All Blacks Rugby World Cup winning winger Zac Guildford has been accused of staggering naked, drunk and bleeding into a bar where he allegedly assaulted two people.
The incident happened in the small South Pacific nation of the Cook Islands on Thursday night according to a report in the Herald on Sunday newspaper, quoting witnesses.
Guildford, who has a history of problems with alcohol and was publicly reprimanded by the All Blacks management during the recent Rugby World Cup, is in the Cook Islands to attend a friend’s wedding.
The New Zealand Rugby Union (NZRU) said news of his latest outburst was disappointing and its focus was on helping the player rather than disciplining him.
According to witnesses, he appeared at Trader Jacks Bar and Grill dripping wet, naked and with a gash on his forehead believed to have come from a motorcycle accident earlier in the day.
He then allegedly punched one man who asked if he needed help and then hit another man across the back of the head.
A staff member at the bar confirmed that reports of Guildford “walking into the bar naked, bleeding and assaulting at least one person”, were true but she would not comment further.
Guildford’s mother told the Dominion Post she was aware of the incident but was also not commenting.

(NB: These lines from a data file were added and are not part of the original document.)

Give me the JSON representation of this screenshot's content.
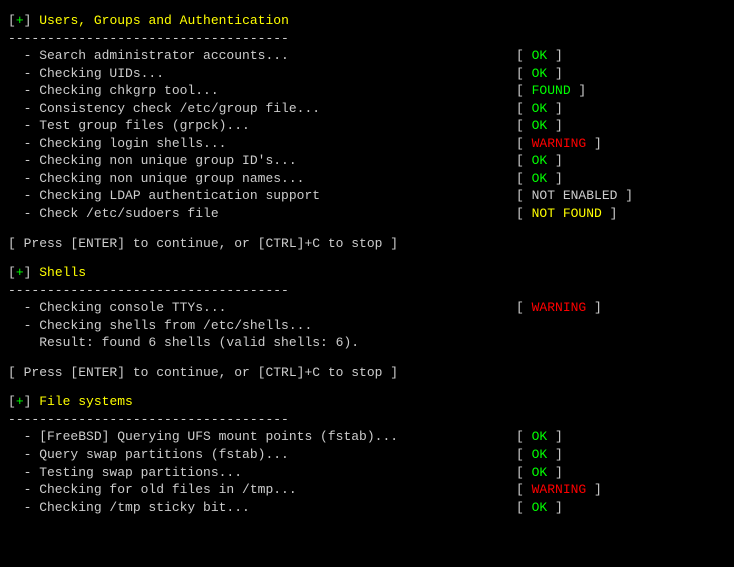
{
  "sections": [
    {
      "title": "Users, Groups and Authentication",
      "divider": "------------------------------------",
      "items": [
        {
          "desc": "  - Search administrator accounts...",
          "status": "OK",
          "cls": "ok"
        },
        {
          "desc": "  - Checking UIDs...",
          "status": "OK",
          "cls": "ok"
        },
        {
          "desc": "  - Checking chkgrp tool...",
          "status": "FOUND",
          "cls": "found"
        },
        {
          "desc": "  - Consistency check /etc/group file...",
          "status": "OK",
          "cls": "ok"
        },
        {
          "desc": "  - Test group files (grpck)...",
          "status": "OK",
          "cls": "ok"
        },
        {
          "desc": "  - Checking login shells...",
          "status": "WARNING",
          "cls": "warning"
        },
        {
          "desc": "  - Checking non unique group ID's...",
          "status": "OK",
          "cls": "ok"
        },
        {
          "desc": "  - Checking non unique group names...",
          "status": "OK",
          "cls": "ok"
        },
        {
          "desc": "  - Checking LDAP authentication support",
          "status": "NOT ENABLED",
          "cls": "notenabled"
        },
        {
          "desc": "  - Check /etc/sudoers file",
          "status": "NOT FOUND",
          "cls": "notfound"
        }
      ],
      "prompt": "[ Press [ENTER] to continue, or [CTRL]+C to stop ]"
    },
    {
      "title": "Shells",
      "divider": "------------------------------------",
      "items": [
        {
          "desc": "  - Checking console TTYs...",
          "status": "WARNING",
          "cls": "warning"
        },
        {
          "desc": "  - Checking shells from /etc/shells...",
          "status": null,
          "cls": null
        },
        {
          "desc": "    Result: found 6 shells (valid shells: 6).",
          "status": null,
          "cls": null
        }
      ],
      "prompt": "[ Press [ENTER] to continue, or [CTRL]+C to stop ]"
    },
    {
      "title": "File systems",
      "divider": "------------------------------------",
      "items": [
        {
          "desc": "  - [FreeBSD] Querying UFS mount points (fstab)...",
          "status": "OK",
          "cls": "ok"
        },
        {
          "desc": "  - Query swap partitions (fstab)...",
          "status": "OK",
          "cls": "ok"
        },
        {
          "desc": "  - Testing swap partitions...",
          "status": "OK",
          "cls": "ok"
        },
        {
          "desc": "  - Checking for old files in /tmp...",
          "status": "WARNING",
          "cls": "warning"
        },
        {
          "desc": "  - Checking /tmp sticky bit...",
          "status": "OK",
          "cls": "ok"
        }
      ],
      "prompt": null
    }
  ],
  "section_prefix_open": "[",
  "section_prefix_plus": "+",
  "section_prefix_close": "] ",
  "status_open": "[ ",
  "status_close": " ]"
}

The Herald on Sunday said patrons in the bar described Guildford’s behaviour as appalling and a New Zealand woman, identified only as Fiona, said he was extremely drunk.
“His eyes were gone, he was completely out of it,” she said, adding that after the All Black hit her 60-year-old friend, he jumped on to a stage where “he seemed to realise he was naked” and tried to cover himself.
Restaurant staff then rushed to wrap an apron round Guildford’s waist as he bolted into the kitchen.
During the World Cup, the 22-year-old Guildford admitted he had an alcohol problem and said he was taking steps to bring it under control.
NZRU general manager Neil Sorensen told journalists Guildford had been called before the board three times in the past 18 months and they were now trying to establish what happened in the Cook Islands.
“Our first move is to really say ‘how can we help this guy’, that’s the first thing. But we’ve got to establish the facts and it sounds like he got up to something. We are not denying that,” Sorensen said.
Although Guildford was officially on leave, Sorensen said the NZRU still expected players to behave responsibly.
“We go out of our way to help, but at some stage people need to stand up for themselves and make some tough calls.”